You don’t have enough time to write or time to write enough.
You want to write or write more, for all sorts of very good reasons.
But – there’s not enough time at the moment.
There will be One Day, just not now.
I thought so too until this.
That’s the stage at the Perth Concert Hall, right before author and screenwriter Neil Gaiman stepped into the glittering pool of light and began to speak.
I’d almost missed out – the tickets all sold within minutes of going on sale and I was massively disappointed as I’m a huge fan of Gaiman’s storytelling. But my lovely, lovely friend Karen (bless her generous soul) managed to get a ticket for me at the last minute and there I was.
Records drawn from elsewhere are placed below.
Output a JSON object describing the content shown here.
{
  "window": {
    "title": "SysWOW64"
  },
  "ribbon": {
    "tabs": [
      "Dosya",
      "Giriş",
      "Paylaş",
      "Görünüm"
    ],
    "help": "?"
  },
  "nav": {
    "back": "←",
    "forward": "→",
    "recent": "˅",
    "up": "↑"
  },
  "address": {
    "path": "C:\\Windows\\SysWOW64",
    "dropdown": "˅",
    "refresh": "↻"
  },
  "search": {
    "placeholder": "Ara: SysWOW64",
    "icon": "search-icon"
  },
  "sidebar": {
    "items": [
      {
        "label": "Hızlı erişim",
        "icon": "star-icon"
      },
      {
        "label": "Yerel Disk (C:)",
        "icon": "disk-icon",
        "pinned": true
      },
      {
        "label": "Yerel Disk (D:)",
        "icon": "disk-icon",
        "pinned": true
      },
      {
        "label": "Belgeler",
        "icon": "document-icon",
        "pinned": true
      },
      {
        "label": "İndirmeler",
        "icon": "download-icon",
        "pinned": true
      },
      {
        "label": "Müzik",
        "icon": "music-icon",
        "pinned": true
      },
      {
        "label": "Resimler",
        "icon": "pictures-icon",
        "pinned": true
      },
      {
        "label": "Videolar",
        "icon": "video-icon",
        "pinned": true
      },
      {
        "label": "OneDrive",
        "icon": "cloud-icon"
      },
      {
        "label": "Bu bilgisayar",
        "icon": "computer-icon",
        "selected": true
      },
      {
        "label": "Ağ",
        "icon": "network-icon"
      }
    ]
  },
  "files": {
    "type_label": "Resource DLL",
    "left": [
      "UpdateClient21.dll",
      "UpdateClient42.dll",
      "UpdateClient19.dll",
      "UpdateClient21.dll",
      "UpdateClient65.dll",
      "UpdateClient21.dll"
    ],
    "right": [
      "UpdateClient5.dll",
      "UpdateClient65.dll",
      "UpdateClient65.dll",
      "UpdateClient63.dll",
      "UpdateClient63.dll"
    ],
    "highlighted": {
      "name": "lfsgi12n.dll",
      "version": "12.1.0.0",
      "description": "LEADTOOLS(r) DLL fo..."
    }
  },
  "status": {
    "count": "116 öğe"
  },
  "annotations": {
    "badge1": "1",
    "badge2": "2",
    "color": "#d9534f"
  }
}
The show started with questions from the crowd – scribbled on notecards before the show and handed to Gaiman backstage. The first was not from me but seemed to come from my heart.
‘How do you find time to write and do book tours and be with your family and do everything else you want to fit in?’
Seventeen hundred people leaned in.
‘I don’t’.
Neil Gaiman is an internationally celebrated writer – he makes a very good living from writing very excellent stories.
Yet he can’t find enough time to write.
That’s when the tears started. Not tears of defeat but of relief.
Because with that admission Neil Gaiman threw away the myth of writing, of creating anything.
That when we reach that income or stage in life or degree of success, THEN we’ll have more time for what we really want to do.
With his words, I was free to realise (remember even) that writing is something I need to fit into my life as it is, not delay until everything is perfectly aligned.
Even at his level of success, Neil Gaiman still struggles to fit writing in – but he still writes.
He chips away at what looks like the impenetrable stone of daily life and carves out enough space to include writing.
Sometimes the space is a full day and other times it’s just a few minutes. But he uses all of it to bring his work slowly into form.
What an insight. It’s not time that is lacking but the determination to see our own wall of stone for what it is – something we can carve into – instead of allowing it to be what it looks like – a barrier to the path we want to follow.
The next morning, I got up thirty minutes earlier to write. I’ve been doing it ever since.
What can you chip away at to create the space you crave?